Having been swallowed by a great fish, the prophet Jonah offers a lengthy prayer to God that in many ways marks the turning point in the eponymous biblical book. Erica Brown seeks to explain this frequently misunderstood, and even more frequently neglected, passage:
Jonah, ignoring God’s call for the prophet to rehabilitate Nineveh, “goes down” to Jaffa, down into a ship, and finally down into a deep sleep. This downward movement, represented in the Bible by the drumbeat of the Hebrew root yarad (“to descend”), demonstrates Jonah’s withdrawal from the world into himself. He ignores, [successively], God’s command, the storm raging around him, the sailors he imperiled, and the captain’s plea to pray. Unresponsive and unwilling to save himself, Jonah is equally unwilling to jump off the boat to save the lives of others. In his anguish and passivity, Jonah asks to be thrown overboard.

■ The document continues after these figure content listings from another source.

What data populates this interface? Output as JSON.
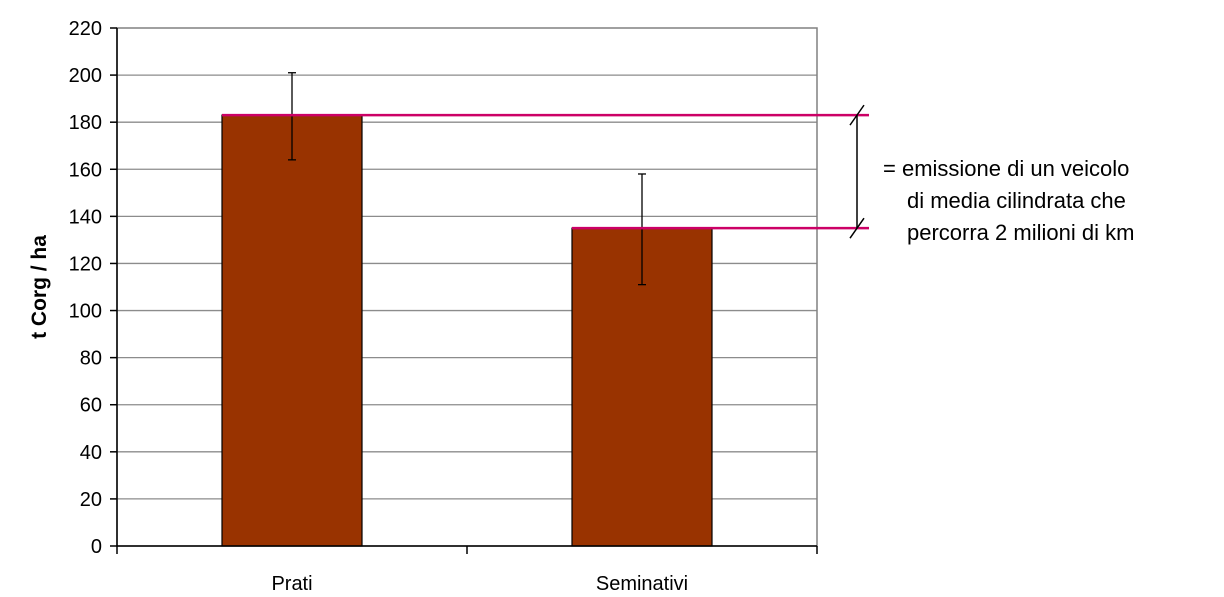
{
  "chart_data": {
    "type": "bar",
    "categories": [
      "Prati",
      "Seminativi"
    ],
    "values": [
      183,
      135
    ],
    "error_bars": [
      {
        "low": 164,
        "high": 201
      },
      {
        "low": 111,
        "high": 158
      }
    ],
    "title": "",
    "xlabel": "",
    "ylabel": "t Corg / ha",
    "ylim": [
      0,
      220
    ],
    "yticks": [
      0,
      20,
      40,
      60,
      80,
      100,
      120,
      140,
      160,
      180,
      200,
      220
    ],
    "grid": true,
    "legend": "none",
    "bar_color": "#993300",
    "reference_lines": [
      {
        "value": 183,
        "color": "#cc0066"
      },
      {
        "value": 135,
        "color": "#cc0066"
      }
    ],
    "annotation": {
      "lines": [
        "= emissione di un veicolo",
        "di media cilindrata che",
        "percorra 2 milioni di km"
      ]
    }
  }
}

Jonah’s descent continues. Once thrown overboard, he sinks into the sea. . . . He is unable to die, and also unable to live, . . . until the great sea monster appears with its unexpected salvific powers. . . . At the lowest point in his life, at the lowest point of the earth—only then does Jonah understand all that he is about to forfeit. If engulfed by the deep, he would never be able to serve God again.
The very act of prayer, the attempt to close the abyss between himself and God, helped Jonah recognize this. Our capacity to ascend often only becomes apparent after we have traced our descent in prayer. “When my life was ebbing away, I called the Lord to mind, and my prayer came before You” (Jonah 2:8). Prayer ascends to God, and by it, we are lifted up.
Spiritual memoirs, narratives of addiction and recovery, and rags-to-riches stories take us through arcs of descent and ascent. They fascinate us because they give us hope that the monsters inside of us—and, in the case of Jonah’s fish, outside of us—need not imprison us.